The campaign, ‘when it rains, it kills’, says that even driving within the speed limit in wet weather can be dangerous if drivers don’t allow extra space between them and the vehicle in front.
The message is being reinforced with rain-activated paint messages visible to people leaving motorway services when it is raining.
The campaign also includes a new video (above) which shows rain falling inside the home of a family imagined to have been involved in a serious road collision, along with a radio ad and posters which can be downloaded and displayed by stakeholders to support the message.

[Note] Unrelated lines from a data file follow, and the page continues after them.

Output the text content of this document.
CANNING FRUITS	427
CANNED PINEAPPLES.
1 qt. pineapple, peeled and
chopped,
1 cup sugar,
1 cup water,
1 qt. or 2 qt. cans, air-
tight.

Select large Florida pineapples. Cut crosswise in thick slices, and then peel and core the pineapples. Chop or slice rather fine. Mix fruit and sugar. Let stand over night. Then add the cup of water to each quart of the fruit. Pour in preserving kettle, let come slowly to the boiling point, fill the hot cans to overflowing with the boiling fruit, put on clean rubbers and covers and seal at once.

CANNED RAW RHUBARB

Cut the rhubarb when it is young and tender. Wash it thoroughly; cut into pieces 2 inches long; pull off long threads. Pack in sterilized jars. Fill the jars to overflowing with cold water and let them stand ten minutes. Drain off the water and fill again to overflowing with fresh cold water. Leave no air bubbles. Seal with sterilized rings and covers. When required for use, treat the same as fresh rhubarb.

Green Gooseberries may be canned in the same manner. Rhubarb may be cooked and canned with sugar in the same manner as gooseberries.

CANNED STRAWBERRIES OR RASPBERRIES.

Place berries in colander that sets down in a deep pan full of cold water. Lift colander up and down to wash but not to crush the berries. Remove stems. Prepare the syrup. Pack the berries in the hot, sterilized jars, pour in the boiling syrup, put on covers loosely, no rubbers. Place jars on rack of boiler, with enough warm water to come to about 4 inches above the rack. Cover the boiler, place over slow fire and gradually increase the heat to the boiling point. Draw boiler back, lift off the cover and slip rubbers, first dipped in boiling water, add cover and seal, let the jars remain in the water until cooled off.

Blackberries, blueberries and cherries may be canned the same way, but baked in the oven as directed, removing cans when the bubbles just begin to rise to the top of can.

Richard Leonard, Highways England’s head of road safety, said: “Most of us already slow down in snow, ice or fog but when it rains we consider it normal so don’t adapt our driving.
“The sad fact is that 2,918 people were killed or seriously injured on the roads when it was raining last year, and not slowing down to suit the current conditions was identified as a factor in one in nine of all road deaths.
“Rain makes it harder for tyres to grip the road and harder for drivers to see ahead – significantly increasing the chances of being involved in a collision. We’ve launched our new campaign to make drivers aware of the dangers and to stay safe.”
Highways England says it generally takes at least twice as long to stop on a wet road as on a dry road because tyres have less grip.
Advice for drivers includes: slowing down if rain and spray from vehicles is making it difficult to see and be seen; keeping well back from the vehicle in front; and slowing down gradually if the steering becomes unresponsive as it probably means that water is preventing the tyres from gripping the road.
The campaign is the latest initiative by Highways England in its bid to reduce the number of people killed or seriously injured on England’s motorways and major A roads by 40% by 2020.